I wander out to a courtyard, and suddenly, a bloodcurdling shriek assaults my ears. Then a shrill, garbled, inhuman voice behind me says, “Step up, step up!”
There’s a flash of green wings, and before I can put up my arm to protect myself, I feel a whoosh of air—then, daggers dig into my scalp
.
Oh my gosh. There’s a parrot on my head.
I look around in a panic, and realize I’m standing by a bunch of parrots—I see a grey and cockatiels and even some macaws—on tall wooden perches, bobbing their heads this way and that. Parrots! In a semicircle, in a small alcove in the courtyard.
The bird on my head feels like he’s scratching some of my hair completely out. I might end up being the only kid to start school this fall with an actual bald spot.

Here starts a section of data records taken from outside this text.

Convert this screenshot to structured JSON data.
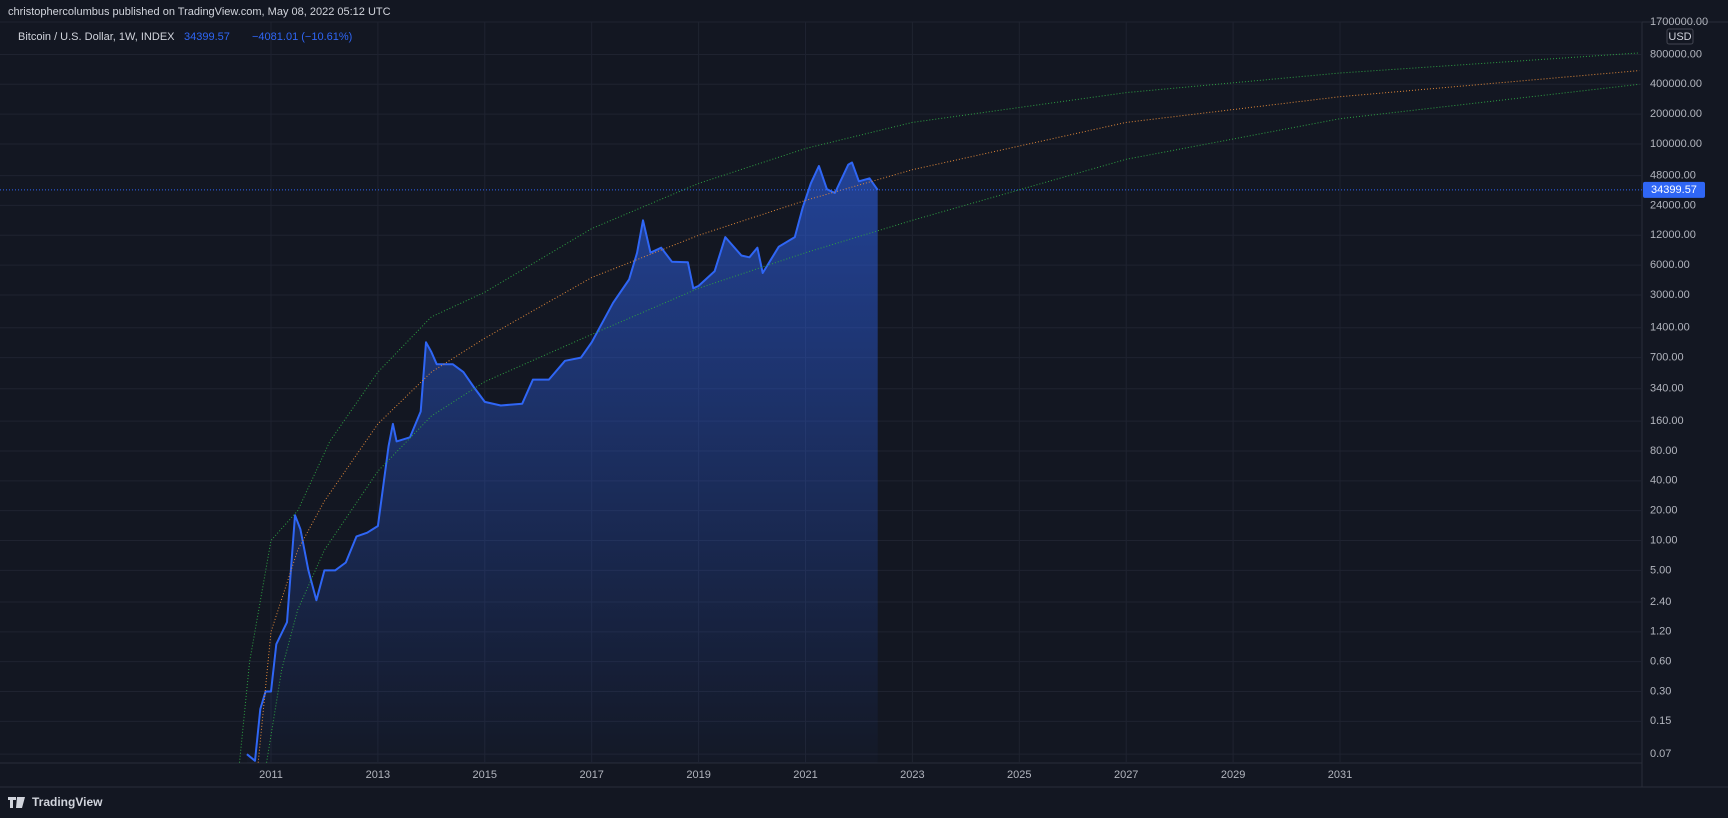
{
  "chart_data": {
    "type": "line",
    "publisher": "christophercolumbus published on TradingView.com, May 08, 2022 05:12 UTC",
    "change": "−4081.01 (−10.61%)",
    "currency": "USD",
    "brand": "TradingView",
    "log_scale": true,
    "grid": true,
    "xlim": [
      2005.93,
      2036.65
    ],
    "xticks": [
      2011,
      2013,
      2015,
      2017,
      2019,
      2021,
      2023,
      2025,
      2027,
      2029,
      2031
    ],
    "ylim": [
      0.057,
      1700000
    ],
    "yticks": [
      {
        "value": 1700000,
        "label": "1700000.00"
      },
      {
        "value": 800000,
        "label": "800000.00"
      },
      {
        "value": 400000,
        "label": "400000.00"
      },
      {
        "value": 200000,
        "label": "200000.00"
      },
      {
        "value": 100000,
        "label": "100000.00"
      },
      {
        "value": 48000,
        "label": "48000.00"
      },
      {
        "value": 24000,
        "label": "24000.00"
      },
      {
        "value": 12000,
        "label": "12000.00"
      },
      {
        "value": 6000,
        "label": "6000.00"
      },
      {
        "value": 3000,
        "label": "3000.00"
      },
      {
        "value": 1400,
        "label": "1400.00"
      },
      {
        "value": 700,
        "label": "700.00"
      },
      {
        "value": 340,
        "label": "340.00"
      },
      {
        "value": 160,
        "label": "160.00"
      },
      {
        "value": 80,
        "label": "80.00"
      },
      {
        "value": 40,
        "label": "40.00"
      },
      {
        "value": 20,
        "label": "20.00"
      },
      {
        "value": 10,
        "label": "10.00"
      },
      {
        "value": 5,
        "label": "5.00"
      },
      {
        "value": 2.4,
        "label": "2.40"
      },
      {
        "value": 1.2,
        "label": "1.20"
      },
      {
        "value": 0.6,
        "label": "0.60"
      },
      {
        "value": 0.3,
        "label": "0.30"
      },
      {
        "value": 0.15,
        "label": "0.15"
      },
      {
        "value": 0.07,
        "label": "0.07"
      }
    ],
    "series": [
      {
        "name": "Bitcoin / U.S. Dollar, 1W, INDEX",
        "color": "#2f66f5",
        "fill": true,
        "x": [
          2010.55,
          2010.7,
          2010.8,
          2010.9,
          2011.0,
          2011.1,
          2011.3,
          2011.4,
          2011.45,
          2011.55,
          2011.7,
          2011.85,
          2012.0,
          2012.2,
          2012.4,
          2012.6,
          2012.8,
          2013.0,
          2013.2,
          2013.28,
          2013.35,
          2013.6,
          2013.8,
          2013.9,
          2014.0,
          2014.1,
          2014.4,
          2014.6,
          2014.8,
          2015.0,
          2015.3,
          2015.7,
          2015.9,
          2016.2,
          2016.5,
          2016.8,
          2017.0,
          2017.4,
          2017.7,
          2017.85,
          2017.96,
          2018.1,
          2018.3,
          2018.5,
          2018.8,
          2018.9,
          2019.0,
          2019.3,
          2019.5,
          2019.8,
          2019.95,
          2020.1,
          2020.2,
          2020.5,
          2020.8,
          2020.95,
          2021.1,
          2021.25,
          2021.4,
          2021.55,
          2021.8,
          2021.87,
          2022.0,
          2022.2,
          2022.35
        ],
        "values": [
          0.07,
          0.06,
          0.2,
          0.3,
          0.3,
          0.9,
          1.5,
          8,
          18,
          13,
          5,
          2.5,
          5,
          5,
          6,
          11,
          12,
          14,
          90,
          150,
          100,
          110,
          200,
          1000,
          800,
          600,
          600,
          500,
          350,
          250,
          230,
          240,
          420,
          420,
          650,
          700,
          1000,
          2500,
          4300,
          8000,
          17000,
          8000,
          9000,
          6500,
          6400,
          3500,
          3700,
          5200,
          11500,
          7500,
          7200,
          9000,
          5000,
          9200,
          11500,
          23000,
          40000,
          60000,
          35000,
          32000,
          62000,
          65000,
          42000,
          45000,
          34399.57
        ]
      },
      {
        "color": "#2ea043",
        "dotted": true,
        "x": [
          2010.4,
          2010.6,
          2011.0,
          2011.5,
          2012.1,
          2013.0,
          2014.0,
          2015.0,
          2017.0,
          2019.0,
          2021.0,
          2023.0,
          2027.0,
          2031.0,
          2036.6
        ],
        "values": [
          0.05,
          0.6,
          10,
          20,
          100,
          500,
          1800,
          3200,
          14000,
          40000,
          90000,
          165000,
          330000,
          520000,
          830000
        ]
      },
      {
        "color": "#e0883a",
        "dotted": true,
        "x": [
          2010.75,
          2011.0,
          2011.5,
          2012.0,
          2013.0,
          2014.0,
          2015.0,
          2017.0,
          2019.0,
          2021.0,
          2023.0,
          2027.0,
          2031.0,
          2036.6
        ],
        "values": [
          0.05,
          1.2,
          8,
          25,
          150,
          500,
          1100,
          4500,
          12000,
          27000,
          55000,
          165000,
          300000,
          550000
        ]
      },
      {
        "color": "#2ea043",
        "dotted": true,
        "x": [
          2010.9,
          2011.2,
          2011.5,
          2012.0,
          2013.0,
          2014.0,
          2015.0,
          2017.0,
          2019.0,
          2021.0,
          2023.0,
          2027.0,
          2031.0,
          2036.6
        ],
        "values": [
          0.05,
          0.5,
          2,
          8,
          50,
          180,
          400,
          1200,
          3500,
          8000,
          17000,
          70000,
          180000,
          400000
        ]
      }
    ]
  }
}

“Doodie! Doodie, you naughty fellow! Get off!” A smiling, plump lady waddles up to me like a flustery hen. She has a bun of frizzy red hair, and she’s wearing a green sweatshirt that says “Parrot Rescue.”
“Step up!” she sings to the bird on my head, high and loud, flapping her elbows up and down and almost smacking me in the nose. Her voice makes my ears hurt almost as much as the parrot. “Step up, Doodie! There’s a pretty bird! Who’s a pretty bird?” she shrieks.
With one last sickening scrunch of claws down into my scalp, Doodie pushes off and flutters onto the lady’s arm to calmly preen his feathers. He’s the biggest, brightest macaw parrot I’ve ever seen.
His face is white marked with black, and he has a great, curved golden beak. His eye is purplish, ringed with white, then black. He only has the one eye. Where the other eye should be there’s only scarred-up bird skin, like a patch of black leather.
“Let’s just straighten your hair back, there: oops!” she says, bending my head down with her non-parrot-holding hand. “He pooped on you! Naughty Doodie! Stay right where you are!”
I’m not sure if she’s talking to me or the parrot, but I don’t move. I am paralyzed, anyway, with parrot-poop-horror.
She puts big green Doodie back on his perch, and reattaches his leg leash. The bird tilts his head and winks his one eye.
Then, the lady waddles toward a giant “Parrot Rescue” tote bag, and fishes out some wet wipes and paper towels.
“Stay still,” she orders. I feel like if I don’t obey her, I may end up on a perch with a leg leash myself. This thought makes me switch from parrot-poop-horror, to parrot-poop-hysteria.